Sayın Bakanım, adli yardım yaramız devam ediyor. Bir yandan dezavantajlı grupların adalete erişimini destekliyoruz ancak baroların bütçeleri artık bunları kaldıracak bir durumda değildir. Elbette ki ödeneklerinin yüzde 2'den yüzde 3'e çıkarılmasını olumlu buluyoruz ancak yeterli değildir, en az yüzde 4'e çıkarılmalıdır ve 2023 yılı için de yüzde 3 olan artış uygulanmalıdır.
Sayın Bakanım, hep söyleniyor size; birikmiş adli yardım ödemeleri var, artık barolar bu hizmetleri verebilecek konumda değil, ek ödenek verilmesi zaruridir. Haziran ayı itibarıyla toplam 57.975 avukat, 57.975 dosyada 214 milyon 900 bin 200 TL ödeme beklemektedirler. Dolayısıyla bu sorunun bir an önce çözümü adalete erişimde çok büyük fayda sağlayacaktır.
Yine, adli müzaheret kapsamındaki vekâlet ücretleri görevlendirmeyle birlikte hemen ödenmelidir. Deprem bölgesindeki dosyalarda adli müzaheret hükümleri uygulanmalıdır.
Sayın Bakanım, bu söylediğim şeyler sizin önünüze defalarca, Bakanlığın önüne defalarca, barolar ve Türkiye Barolar Birliği tarafından getirildi. Sürem çok fazla kalmadığı için tekrarlamayacağım ama 2 bakanlık var, çok merak ediyorum; biri Millî Eğitim Bakanlığı, biri Adalet Bakanlığı. Millî Eğitim Bakanlığının ne millîliği kaldı ne de eğitim dalı kaldı. Maalesef Türkiye'de Adalet Bakanlığının da "adalet" kısmı ortadan kalktı çünkü artık Anayasa'ya darbeler bizzat yargı makamları tarafından yapılmaktadır. Bildiğiniz gibi daha önce Yargıtay üyelerinin -bir ek göstergeyle- ücretlerinde bir artış sağlamıştınız. Bu, Anayasa Mahkemesi tarafından iptal edilmiş ve yasal düzenleme yapılması için de süre verilmişti. Şunu bir kez daha ifade etmek isteriz ki yüksek mahkemelerde her kesimde yani Yargıtay, Danıştay veya Anayasa Mahkemeleri üyeleri arasında böyle bir farkın yaratılması mümkün değildir; eşit uygulama yapılması zorunluluğu vardır.
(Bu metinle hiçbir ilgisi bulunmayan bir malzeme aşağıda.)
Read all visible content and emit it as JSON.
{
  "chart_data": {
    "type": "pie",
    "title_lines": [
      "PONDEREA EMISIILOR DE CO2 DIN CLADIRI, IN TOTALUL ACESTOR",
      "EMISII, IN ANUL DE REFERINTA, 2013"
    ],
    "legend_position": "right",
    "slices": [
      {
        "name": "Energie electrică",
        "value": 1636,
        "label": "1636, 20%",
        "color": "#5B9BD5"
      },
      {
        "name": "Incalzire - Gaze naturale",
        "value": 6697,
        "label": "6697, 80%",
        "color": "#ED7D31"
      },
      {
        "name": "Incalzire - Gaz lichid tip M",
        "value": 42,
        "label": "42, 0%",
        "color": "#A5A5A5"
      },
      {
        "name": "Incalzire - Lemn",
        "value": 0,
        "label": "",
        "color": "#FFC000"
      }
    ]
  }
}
Sayın Bakanım, Yargıtay kararının verildiği ilk gün burada konuşma yaptım ve ne konuşuyoruz biz burada artık dedim çünkü adalet ölürse bu devlet ölür dedik. Dolayısıyla bugün devlet ölmüş durumdadır. Sizin bir Adalet Bakanı olarak Anayasa'ya sahip çıkmak en önemli göreviniz olmalıdır çünkü Anayasa'mıza göre cumhuriyetimizin tarifinde bir hukuk devleti olduğu yazılıdır.
(Mikrofon otomatik cihaz tarafından kapatıldı)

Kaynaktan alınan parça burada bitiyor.